There has been some criticism of the 9/1 1 Commission for not criticizing President Bush or former President Bill Clinton more severely. Certainly, a report that detailed the specific failures of Bush or Clinton might have been useful to the public, especially in an election year, but to what effect? It would have done little to enhance the country's safety; it would have split the bipartisan commission, detracting from its more important institutional recommendations; and all in the name of providing information about which the country already seems to have a pretty good sense.

By and large, Americans understand that both presidents failed in certain ways. In evaluating both men, they include an acknowledgment that the attacks of Sept. 11, 2001, were of a sort that few people, in or out of government, had imagined. They factor in an understanding that Bush had control of the executive branch for less than eight months when the attacks occurred. And they understand that while Washington may have flubbed opportunities to detect and thwart the attacks, much of the blame traces to the patchwork nature of the American intelligence services.
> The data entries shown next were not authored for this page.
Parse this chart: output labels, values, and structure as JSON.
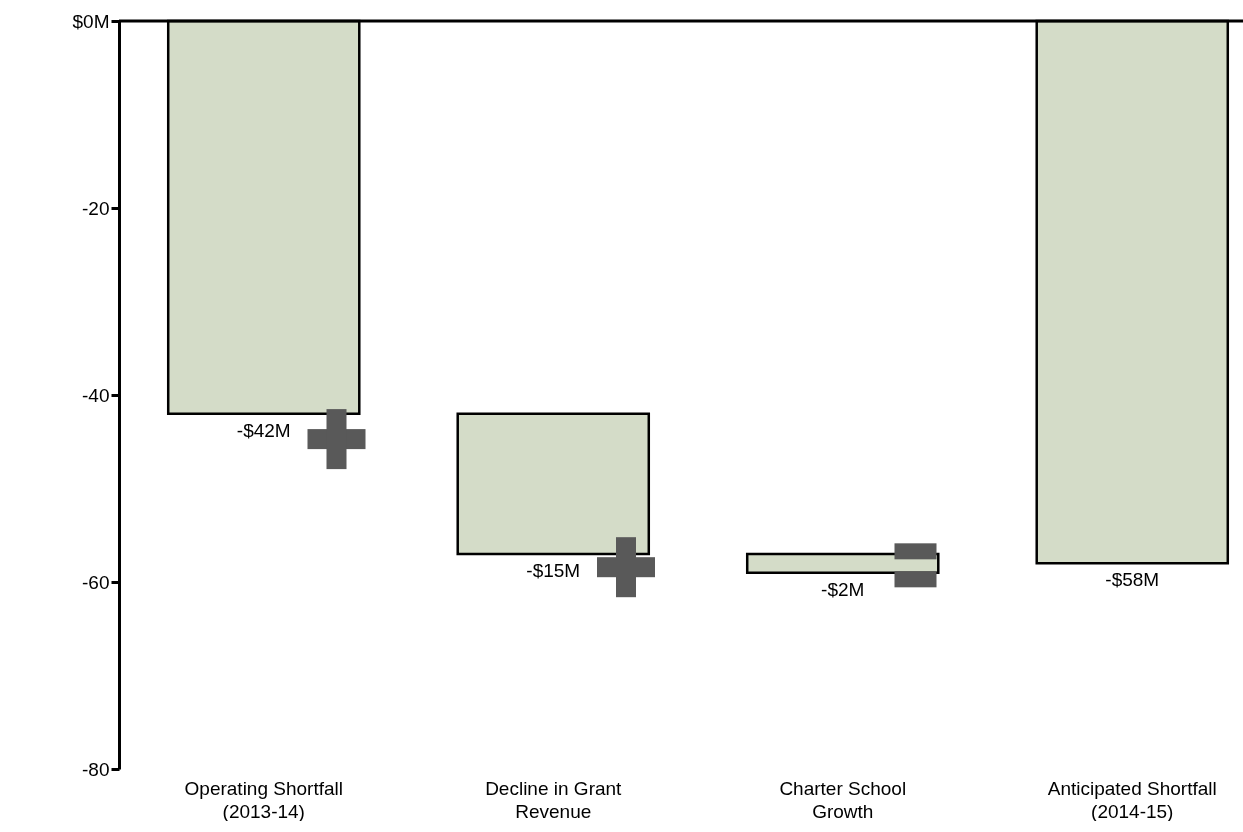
{
  "chart_data": {
    "type": "bar",
    "categories": [
      "Operating Shortfall\n(2013-14)",
      "Decline in Grant\nRevenue",
      "Charter School\nGrowth",
      "Anticipated Shortfall\n(2014-15)"
    ],
    "values": [
      -42,
      -15,
      -2,
      -58
    ],
    "base": [
      0,
      -42,
      -57,
      0
    ],
    "value_labels": [
      "-$42M",
      "-$15M",
      "-$2M",
      "-$58M"
    ],
    "color": "#d4dcc8",
    "ylim": [
      -80,
      0
    ],
    "yticks": [
      {
        "value": 0,
        "label": "$0M"
      },
      -20,
      -40,
      -60,
      -80
    ],
    "ref_lines": [
      {
        "axis": "y",
        "value": 0
      }
    ],
    "grid": false
  }
}
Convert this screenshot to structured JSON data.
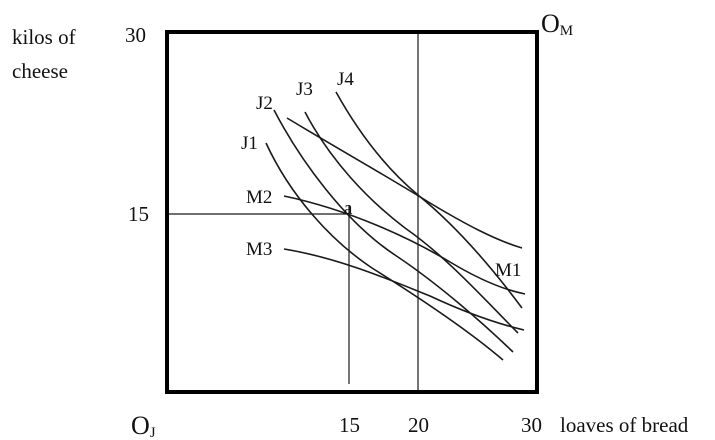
{
  "y_axis_label": [
    "kilos of",
    "cheese"
  ],
  "x_axis_label": "loaves of bread",
  "origins": {
    "jones": {
      "main": "O",
      "sub": "J"
    },
    "mary": {
      "main": "O",
      "sub": "M"
    }
  },
  "y_ticks": {
    "top": "30",
    "mid": "15"
  },
  "x_ticks": {
    "a": "15",
    "b": "20",
    "c": "30"
  },
  "jones_curves": [
    "J1",
    "J2",
    "J3",
    "J4"
  ],
  "mary_curves": [
    "M1",
    "M2",
    "M3"
  ],
  "point_label": "a"
}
Barring some explosive revelation, most Americans already have enough information on Bush's performance on terrorism as they consider whether to extend his lease on the White House. It was more important for this commission to bridge the nation's partisan rift, and agree on a program of institutional reforms than to issue a fractured report that apportions blame and would have undermined its credibility.

The commission met its obligation solidly. It kept its eye on the ball -- the Sept. 11 attacks -- while resisting pressure to comment on the war in Iraq and other parallel issues. By focusing on its mission, it was able to produce a valuable and far-reaching set of recommendations while preserving the credibility of the report and the commissioners' ability to campaign effectively for its adoption.

That was the way to serve the nation's interests. Anything else might have scratched some partisan itches, but from talk radio to concert stages, the country already has more than enough people doing that, on both sides of the political divide. This was a time for sober assessment. That's what the commission delivered.